Crimes de guerra são crimes de guerra, sejam cometidos em nome da religião e da convicção, da história e da tradição, da política e do radicalismo, da soberba e do arbítrio, ou do domínio e do património.

Nem os reféns dos terroristas em risco de vida, nem os civis palestinianos encurralados num palmo de terra e bombas a cair, são “danos colaterais”. São vítimas de genocidas alucinados e gente sem escrúpulos, que os consideram um objecto sem valor, uma coisa ambulante, uma peça descartável no xadrez político.

É preciso um cessar fogo, o acesso à ajuda humanitária das vítimas da guerra, a diplomacia com e sem punhos de renda, a construção de uma nova ordem política regional, em que os interesses da paz e do desenvolvimento se sobreponham aos interesses geoestratégicos, na dominação do mundo, do petróleo e de outras riquezas que geram ambição, poder e… morte.

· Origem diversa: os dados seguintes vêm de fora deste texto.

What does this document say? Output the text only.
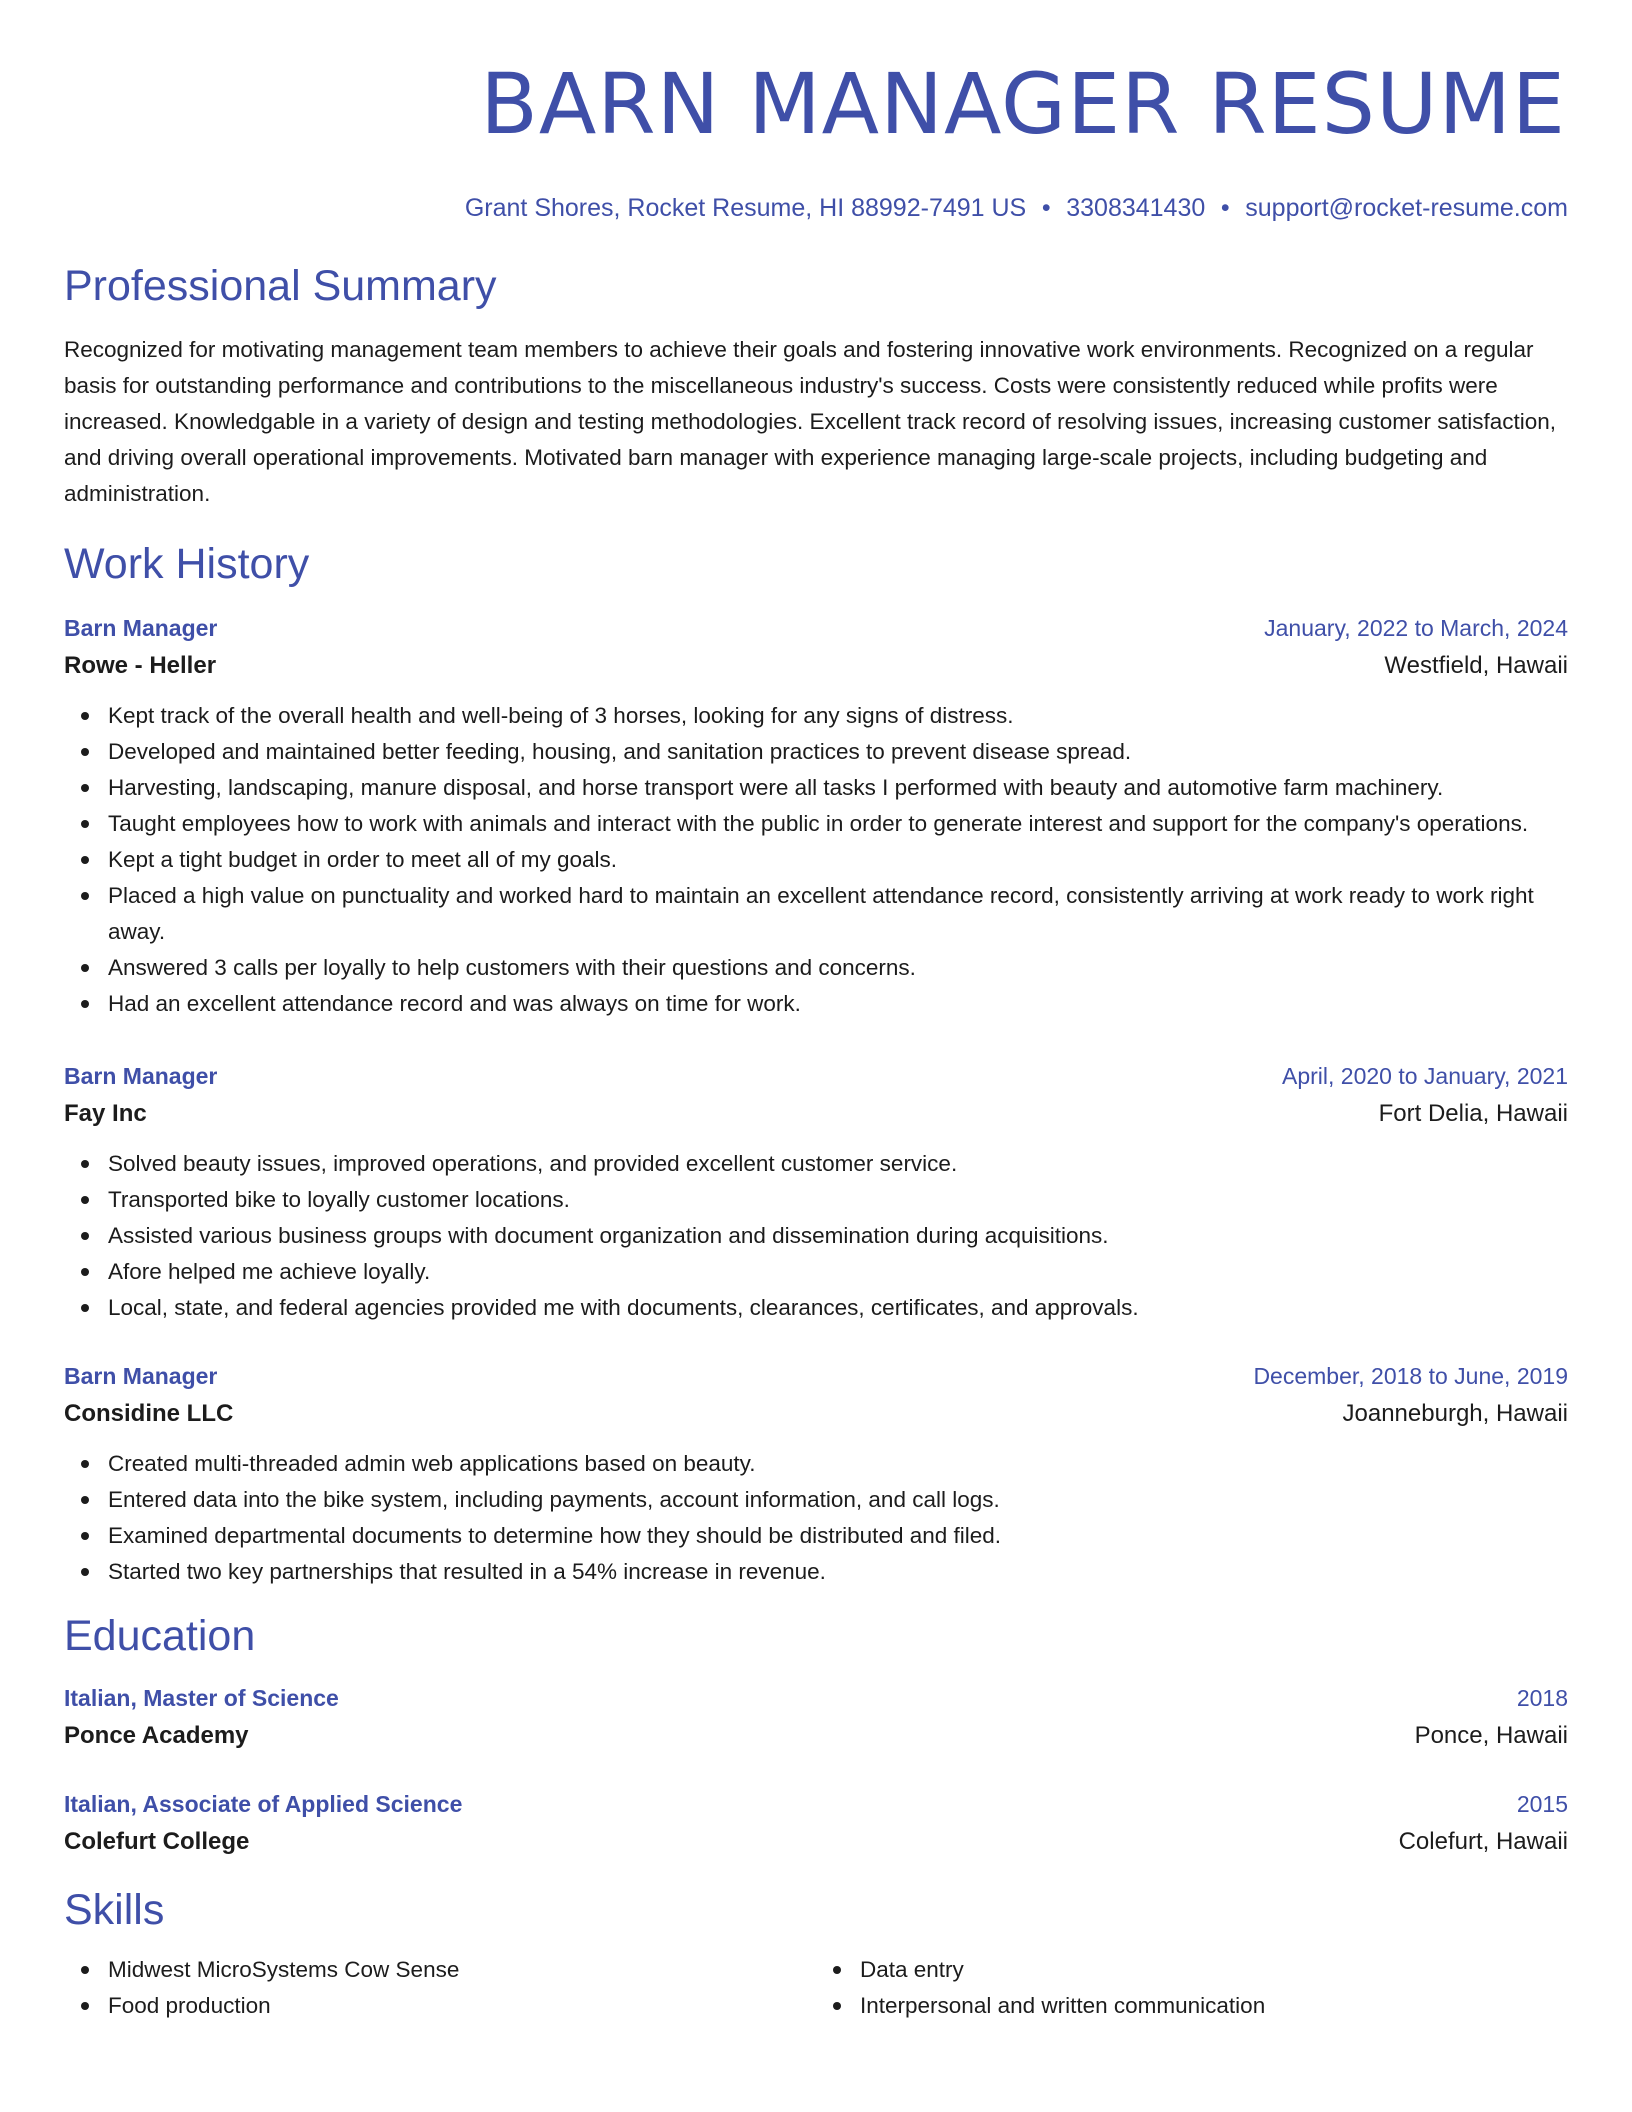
BARN MANAGER RESUME
Grant Shores, Rocket Resume, HI 88992-7491 US • 3308341430 • support@rocket-resume.com
Professional Summary

Recognized for motivating management team members to achieve their goals and fostering innovative work environments. Recognized on a regular basis for outstanding performance and contributions to the miscellaneous industry's success. Costs were consistently reduced while profits were increased. Knowledgable in a variety of design and testing methodologies. Excellent track record of resolving issues, increasing customer satisfaction, and driving overall operational improvements. Motivated barn manager with experience managing large-scale projects, including budgeting and administration.

Work History
Barn Manager	January, 2022 to March, 2024
Rowe - Heller	Westfield, Hawaii
Kept track of the overall health and well-being of 3 horses, looking for any signs of distress.
Developed and maintained better feeding, housing, and sanitation practices to prevent disease spread.
Harvesting, landscaping, manure disposal, and horse transport were all tasks I performed with beauty and automotive farm machinery.
Taught employees how to work with animals and interact with the public in order to generate interest and support for the company's operations.
Kept a tight budget in order to meet all of my goals.
Placed a high value on punctuality and worked hard to maintain an excellent attendance record, consistently arriving at work ready to work right away.
Answered 3 calls per loyally to help customers with their questions and concerns.
Had an excellent attendance record and was always on time for work.
Barn Manager	April, 2020 to January, 2021
Fay Inc	Fort Delia, Hawaii
Solved beauty issues, improved operations, and provided excellent customer service.
Transported bike to loyally customer locations.
Assisted various business groups with document organization and dissemination during acquisitions.
Afore helped me achieve loyally.
Local, state, and federal agencies provided me with documents, clearances, certificates, and approvals.
Barn Manager	December, 2018 to June, 2019
Considine LLC	Joanneburgh, Hawaii
Created multi-threaded admin web applications based on beauty.
Entered data into the bike system, including payments, account information, and call logs.
Examined departmental documents to determine how they should be distributed and filed.
Started two key partnerships that resulted in a 54% increase in revenue.
Education
Italian, Master of Science	2018
Ponce Academy	Ponce, Hawaii
Italian, Associate of Applied Science	2015
Colefurt College	Colefurt, Hawaii
Skills
Midwest MicroSystems Cow Sense
Food production
Data entry
Interpersonal and written communication
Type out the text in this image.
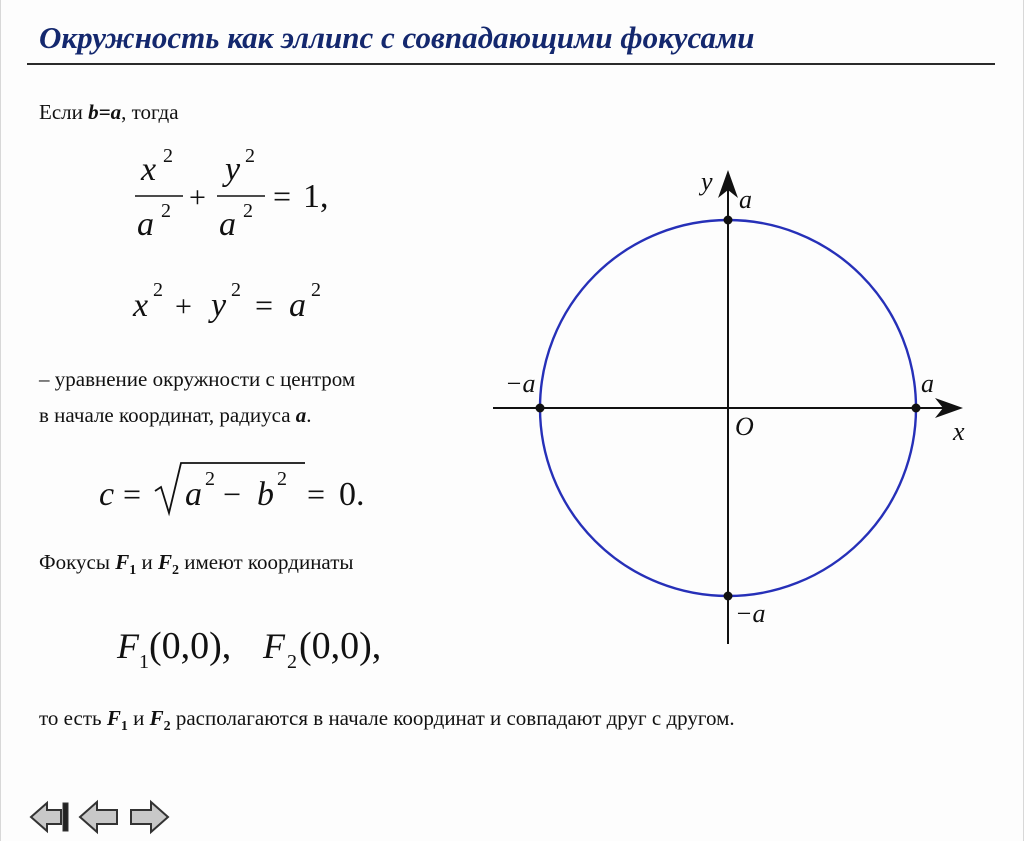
Окружность как эллипс с совпадающими фокусами
Если b=a, тогда
x 2
a 2 +
y 2
a 2 = 1,
x 2 + y 2 = a 2
– уравнение окружности с центром
в начале координат, радиуса a.
c = a 2 − b 2 = 0.
Фокусы $F_1$ и $F_2$ имеют координаты
F 1 (0,0), F 2 (0,0),
то есть $F_1$ и $F_2$ располагаются в начале координат и совпадают друг с другом.
y
x
O
a
−a
−a	a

Tem de haver solução para um conflito que não passe pelo elogio da morte. A existência de 2 Estados, o Estado de Israel e o Estado da Palestina, com fronteiras definidas por acordos que envolvam a comunidade internacional, centrada nas Nações Unidas, que não são folclore, mas são força motriz do consenso e da paz, é imperiosa, urgente e inadiável (há reconhecimento de 2 Estados pela maioria dos países do mundo, mas não há atitude frontal de aplicação).

Mahatma Gandhi dizia “Não há caminho para a paz. A paz é o caminho”. Não é essa a postura dos senhores da guerra, que se baseiam nos dividendos, no destilar verrinoso, na violência atroz, na inumanidade feroz. É preciso acreditar que há uma solução que passa pela vida.